Economist from Universitas Negeri Surabaya (Unesa), Hendry Cahyono, assesses that the current global pressures have exceeded the basic economic assumptions used by the government. He mentions that global oil prices could potentially breach above 100 US dollars per barrel, far from the assumption of Indonesia Crude Price (ICP) in the 2026 APBN at 70 US dollars per barrel.
“The current geopolitical situation places the government in a difficult dilemma. It would involve maintaining purchasing power at the risk of neglecting fiscal discipline or raising BBM prices with the risk of inflation or even stagflation,” said Hendry when contacted on Thursday (26/3/2026).

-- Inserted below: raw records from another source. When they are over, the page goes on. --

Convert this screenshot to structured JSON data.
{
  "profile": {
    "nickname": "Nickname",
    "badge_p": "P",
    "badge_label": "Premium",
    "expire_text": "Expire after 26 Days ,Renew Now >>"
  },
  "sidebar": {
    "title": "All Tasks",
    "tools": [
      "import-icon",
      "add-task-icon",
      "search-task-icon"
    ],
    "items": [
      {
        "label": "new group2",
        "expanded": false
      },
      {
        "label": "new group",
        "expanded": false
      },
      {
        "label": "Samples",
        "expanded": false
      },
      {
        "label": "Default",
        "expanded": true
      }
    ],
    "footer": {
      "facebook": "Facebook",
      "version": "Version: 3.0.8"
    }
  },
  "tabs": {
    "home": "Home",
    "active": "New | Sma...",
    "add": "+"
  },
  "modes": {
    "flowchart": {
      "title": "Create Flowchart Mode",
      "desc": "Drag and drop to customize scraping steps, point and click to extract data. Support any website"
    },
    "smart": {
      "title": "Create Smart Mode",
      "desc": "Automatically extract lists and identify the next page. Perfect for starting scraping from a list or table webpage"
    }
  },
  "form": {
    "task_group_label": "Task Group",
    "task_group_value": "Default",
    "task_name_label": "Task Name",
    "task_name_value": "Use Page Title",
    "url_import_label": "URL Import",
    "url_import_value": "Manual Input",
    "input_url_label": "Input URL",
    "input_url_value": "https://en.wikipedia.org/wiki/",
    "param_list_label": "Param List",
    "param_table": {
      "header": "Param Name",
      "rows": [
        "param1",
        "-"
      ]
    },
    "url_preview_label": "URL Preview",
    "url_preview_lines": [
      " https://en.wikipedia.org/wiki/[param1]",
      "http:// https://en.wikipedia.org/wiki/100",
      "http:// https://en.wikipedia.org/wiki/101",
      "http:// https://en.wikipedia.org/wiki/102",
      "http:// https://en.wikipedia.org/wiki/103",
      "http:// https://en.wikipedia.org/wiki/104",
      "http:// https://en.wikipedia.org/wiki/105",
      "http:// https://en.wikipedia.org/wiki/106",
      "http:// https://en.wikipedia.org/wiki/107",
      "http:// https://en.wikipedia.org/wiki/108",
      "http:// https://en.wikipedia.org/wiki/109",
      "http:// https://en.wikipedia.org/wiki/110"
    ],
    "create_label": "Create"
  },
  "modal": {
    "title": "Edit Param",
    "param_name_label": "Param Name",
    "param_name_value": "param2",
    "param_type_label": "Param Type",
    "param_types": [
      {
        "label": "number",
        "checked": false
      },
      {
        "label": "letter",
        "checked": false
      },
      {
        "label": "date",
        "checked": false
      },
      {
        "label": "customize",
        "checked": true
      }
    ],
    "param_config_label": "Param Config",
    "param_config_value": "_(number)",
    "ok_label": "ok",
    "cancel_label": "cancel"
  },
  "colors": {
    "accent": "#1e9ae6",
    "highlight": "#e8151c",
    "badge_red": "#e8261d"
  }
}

In this context, Hendry views the fuel price increase as an increasingly rational choice. Because if prices are not adjusted, the energy subsidy burden will surge sharply and risk widening the APBN deficit beyond the safe 3 percent limit against gross domestic product (GDP).
“The decision to hold BBM prices means the government chooses to bear the burden through deficit expansion. This strategy is effective in curbing inflation but risks long-term fiscal stability,” he said.
He explains that every one US dollar per barrel increase in Indonesia Crude Price potentially adds to the energy subsidy and compensation burden by up to Rp 10.3 trillion. Additionally, the APBN deficit could widen by around Rp 6.8 trillion for each such increase.
Assuming oil prices are in the range of 85–92 US dollars per barrel, Hendry estimates the Pertalite price increase at 5–10 percent or to Rp 10,500 to Rp 11,000 per litre from the previous Rp 10,000. Meanwhile, the subsidised diesel price is estimated to rise to Rp 7,150 to Rp 7,500 per litre from the previous Rp 6,800.
In this scenario, the APBN deficit is estimated to still be at the safe threshold, approaching 3 percent of GDP.
However, if global oil prices breach above 100 US dollars per barrel for a prolonged period, then the BBM price increase could be higher. Pertalite prices could rise 15–20 percent to Rp 11,500 to Rp 12,000 per litre, while diesel rises to Rp 7,800 to Rp 8,200 per litre.
“In this condition, the APBN deficit could exceed 3 percent or around 3.6 percent of GDP if there is no price adjustment,” said Hendry.
He emphasises that without a BBM price increase, fiscal pressures will become heavier and potentially disrupt overall economic stability. This is because the government must continue to add subsidies amid limited fiscal space.
Additionally, the long-term risk that emerges is a reduction in the state’s capacity to finance other priority programmes, as the budget is absorbed to cover the surge in energy subsidies.
Nevertheless, Hendry reminds that BBM price increase policies still have consequences for public purchasing power. Therefore, the government needs to prepare mitigation steps so that the impact is not too deep.
“A price increase without social safety net compensation will cause stagflation because public income does not rise but is eroded by inflation,” he said.
Thus, the BBM price increase in the current situation is deemed not merely a policy choice, but a logical consequence of uncontrollable global pressures. The government is demanded to balance maintaining fiscal health and protecting public purchasing power through measured and targeted policies.